Stephanie Smith Kinney
I was a Foreign Service officer from 1969 until 2009 and served a majority of that time in Africa, Asia or Europe. I would have never imagined that in the late ’80s, when I was in Barcelona as consul general, my consulate would be bombed, but it was! Fortunately, we escaped with only several injuries, but it could have been much worse. The point here is that serving the U.S. abroad is a risky and dangerous business. While I considered it an honor and a privilege to represent America abroad, security was never far from my thoughts. The Foreign Service needs more resources to do our jobs and to carry out the U.S. foreign policy goals and objectives in better-protected environments overseas.
Ruth A. Davis,
I was in the embassy in Rabat, Morocco, during the Six-Day War. While we were doing contingency planning to evacuate the American community, we were visited by representatives of the American airline that would support the evacuation. The worst-case scenario was that there would be time for only one aircraft to come down from Lisbon to take out as many as possible. In that case, the airline representatives said, they would take out all of the seats in the plane and the evacuees would lie down shoulder-to-shoulder, feet-to-feet on the floor of the plane. The sketch of this option looked to me exactly like the diagrams in the history books depicting the loading of slave ships coming to America.
Alfred R. Barr
When Martin Luther King was killed, I was the only American stationed in what was then Luluabourg, Zaire. Friends immediately called me to warn of impending mob action. Indeed, the provincial governor warned that anyone touching a hair on my head would have him to deal with.

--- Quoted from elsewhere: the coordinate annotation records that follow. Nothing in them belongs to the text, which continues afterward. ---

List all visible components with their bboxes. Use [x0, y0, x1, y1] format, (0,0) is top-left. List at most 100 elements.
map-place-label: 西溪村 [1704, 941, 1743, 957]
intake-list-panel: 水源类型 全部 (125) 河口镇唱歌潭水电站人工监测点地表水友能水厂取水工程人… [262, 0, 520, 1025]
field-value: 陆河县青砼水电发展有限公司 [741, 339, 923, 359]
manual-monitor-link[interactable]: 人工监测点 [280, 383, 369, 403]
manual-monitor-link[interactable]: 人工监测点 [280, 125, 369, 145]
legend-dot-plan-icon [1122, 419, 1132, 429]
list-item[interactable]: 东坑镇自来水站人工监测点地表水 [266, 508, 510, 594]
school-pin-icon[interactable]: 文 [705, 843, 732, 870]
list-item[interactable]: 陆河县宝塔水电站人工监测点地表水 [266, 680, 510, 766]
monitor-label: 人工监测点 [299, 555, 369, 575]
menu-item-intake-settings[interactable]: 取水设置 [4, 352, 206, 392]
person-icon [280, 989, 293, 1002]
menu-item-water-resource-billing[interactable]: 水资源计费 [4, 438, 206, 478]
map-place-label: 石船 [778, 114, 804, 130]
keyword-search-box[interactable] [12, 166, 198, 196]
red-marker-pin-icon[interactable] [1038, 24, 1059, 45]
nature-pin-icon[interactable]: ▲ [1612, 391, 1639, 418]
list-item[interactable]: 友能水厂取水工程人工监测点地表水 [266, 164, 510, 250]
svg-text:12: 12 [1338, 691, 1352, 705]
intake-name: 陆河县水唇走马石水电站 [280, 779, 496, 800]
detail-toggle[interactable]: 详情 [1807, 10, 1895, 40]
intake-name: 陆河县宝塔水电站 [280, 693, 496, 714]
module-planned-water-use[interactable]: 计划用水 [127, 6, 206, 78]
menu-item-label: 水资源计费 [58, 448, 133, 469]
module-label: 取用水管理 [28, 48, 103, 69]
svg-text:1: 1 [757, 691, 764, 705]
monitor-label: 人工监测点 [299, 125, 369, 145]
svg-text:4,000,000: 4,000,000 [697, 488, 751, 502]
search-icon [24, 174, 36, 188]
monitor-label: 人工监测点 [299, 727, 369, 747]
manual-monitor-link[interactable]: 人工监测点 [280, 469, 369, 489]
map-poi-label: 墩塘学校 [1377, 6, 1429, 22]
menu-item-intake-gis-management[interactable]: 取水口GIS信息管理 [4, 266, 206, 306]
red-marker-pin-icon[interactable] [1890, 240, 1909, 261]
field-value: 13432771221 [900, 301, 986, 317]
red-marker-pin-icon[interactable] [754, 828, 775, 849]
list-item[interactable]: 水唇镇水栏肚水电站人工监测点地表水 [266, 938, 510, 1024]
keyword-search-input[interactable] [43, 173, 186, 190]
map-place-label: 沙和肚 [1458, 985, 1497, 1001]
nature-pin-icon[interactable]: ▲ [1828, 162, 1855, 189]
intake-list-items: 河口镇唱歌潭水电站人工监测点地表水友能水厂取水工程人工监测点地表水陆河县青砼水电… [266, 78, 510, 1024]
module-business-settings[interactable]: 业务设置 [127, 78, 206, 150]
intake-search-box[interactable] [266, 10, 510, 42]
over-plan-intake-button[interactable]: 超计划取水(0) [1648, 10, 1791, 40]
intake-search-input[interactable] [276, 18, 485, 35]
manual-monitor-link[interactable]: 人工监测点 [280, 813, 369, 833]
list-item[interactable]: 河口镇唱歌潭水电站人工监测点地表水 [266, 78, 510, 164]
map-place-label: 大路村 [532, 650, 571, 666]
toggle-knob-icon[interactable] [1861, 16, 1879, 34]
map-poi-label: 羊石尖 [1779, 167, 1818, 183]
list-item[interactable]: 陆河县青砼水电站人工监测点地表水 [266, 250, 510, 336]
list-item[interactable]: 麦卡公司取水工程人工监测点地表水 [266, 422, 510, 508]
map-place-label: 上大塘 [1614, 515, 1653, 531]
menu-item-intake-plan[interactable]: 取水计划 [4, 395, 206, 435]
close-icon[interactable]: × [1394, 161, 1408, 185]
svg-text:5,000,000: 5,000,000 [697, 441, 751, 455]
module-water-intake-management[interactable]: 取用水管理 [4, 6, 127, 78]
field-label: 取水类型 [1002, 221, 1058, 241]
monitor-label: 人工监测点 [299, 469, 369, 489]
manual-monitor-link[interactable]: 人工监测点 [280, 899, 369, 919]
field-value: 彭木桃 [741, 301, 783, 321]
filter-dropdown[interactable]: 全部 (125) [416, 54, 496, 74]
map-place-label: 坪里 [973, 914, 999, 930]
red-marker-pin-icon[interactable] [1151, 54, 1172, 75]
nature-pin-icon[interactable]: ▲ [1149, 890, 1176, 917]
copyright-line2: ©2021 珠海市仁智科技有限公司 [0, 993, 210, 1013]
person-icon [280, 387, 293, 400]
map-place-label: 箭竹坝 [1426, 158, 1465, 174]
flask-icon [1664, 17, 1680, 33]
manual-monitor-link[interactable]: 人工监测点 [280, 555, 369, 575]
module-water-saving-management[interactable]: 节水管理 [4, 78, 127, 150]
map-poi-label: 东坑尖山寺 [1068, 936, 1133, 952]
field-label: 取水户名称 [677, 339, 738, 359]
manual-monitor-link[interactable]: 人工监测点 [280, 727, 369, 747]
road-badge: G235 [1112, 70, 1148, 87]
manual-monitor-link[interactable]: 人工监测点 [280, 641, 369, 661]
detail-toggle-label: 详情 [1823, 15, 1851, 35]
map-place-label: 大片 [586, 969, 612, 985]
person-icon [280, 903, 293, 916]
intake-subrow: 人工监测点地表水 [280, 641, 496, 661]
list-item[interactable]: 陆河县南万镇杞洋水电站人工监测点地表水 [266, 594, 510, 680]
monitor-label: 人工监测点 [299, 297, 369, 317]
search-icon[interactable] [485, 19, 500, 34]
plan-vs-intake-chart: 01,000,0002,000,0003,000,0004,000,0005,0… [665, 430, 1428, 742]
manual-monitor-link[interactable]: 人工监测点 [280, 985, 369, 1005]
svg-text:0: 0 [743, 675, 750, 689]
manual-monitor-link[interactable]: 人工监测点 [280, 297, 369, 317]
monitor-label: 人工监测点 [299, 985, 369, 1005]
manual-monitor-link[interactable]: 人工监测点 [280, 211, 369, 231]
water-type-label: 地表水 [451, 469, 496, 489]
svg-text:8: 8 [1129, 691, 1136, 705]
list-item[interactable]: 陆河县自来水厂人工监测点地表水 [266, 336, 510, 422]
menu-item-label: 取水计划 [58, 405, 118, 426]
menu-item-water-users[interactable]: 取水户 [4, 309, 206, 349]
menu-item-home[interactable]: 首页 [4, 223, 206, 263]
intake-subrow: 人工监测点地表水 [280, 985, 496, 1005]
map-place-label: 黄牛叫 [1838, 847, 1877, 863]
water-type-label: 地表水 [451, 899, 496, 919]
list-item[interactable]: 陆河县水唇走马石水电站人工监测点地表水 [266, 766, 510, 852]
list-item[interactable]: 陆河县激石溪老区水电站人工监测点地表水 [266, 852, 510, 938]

When I got to our American Cultural Center, it was still locked up and my local personnel were standing across the street. I went inside and dragged a table outside and then went back and got some large sheets of paper and a pen in a pen holder. When the first elements of the mob arrived, I held out the pen and asked who wanted to be the first to sign the condolence book. After a brief pause, the mob calmed down and got into line to sign. By that time there was also a significant police presence at the scene. Only a few windows were broken in the excitement.
Other American installations in Africa weren’t as lucky.
Merton L. Bland,
foreign service officer
I served as an officer in the U.S. Foreign Service from 1957 to 1985. That included Hong Kong, Vietnam, Angola twice, Jamaica and Morocco. I received a number of awards during my career. The most significant to me was the gold Award for Valor. It was presented to me in person by Larry Eagleburger, the only FSO to become Secretary of State. I have a photo of that ceremony. The main basis for the award was for my rescue of about 20 U.S. and Canadian missionaries who were in great danger during the civil war from remote locations in Angola shortly before Angola became independent.
I am a past president of diplomatic and consular officers, retired, which has many members on active duty. One such member was Ambassador Christopher Stevens, who gave up his life for our country in Benghazi, Libya, last week.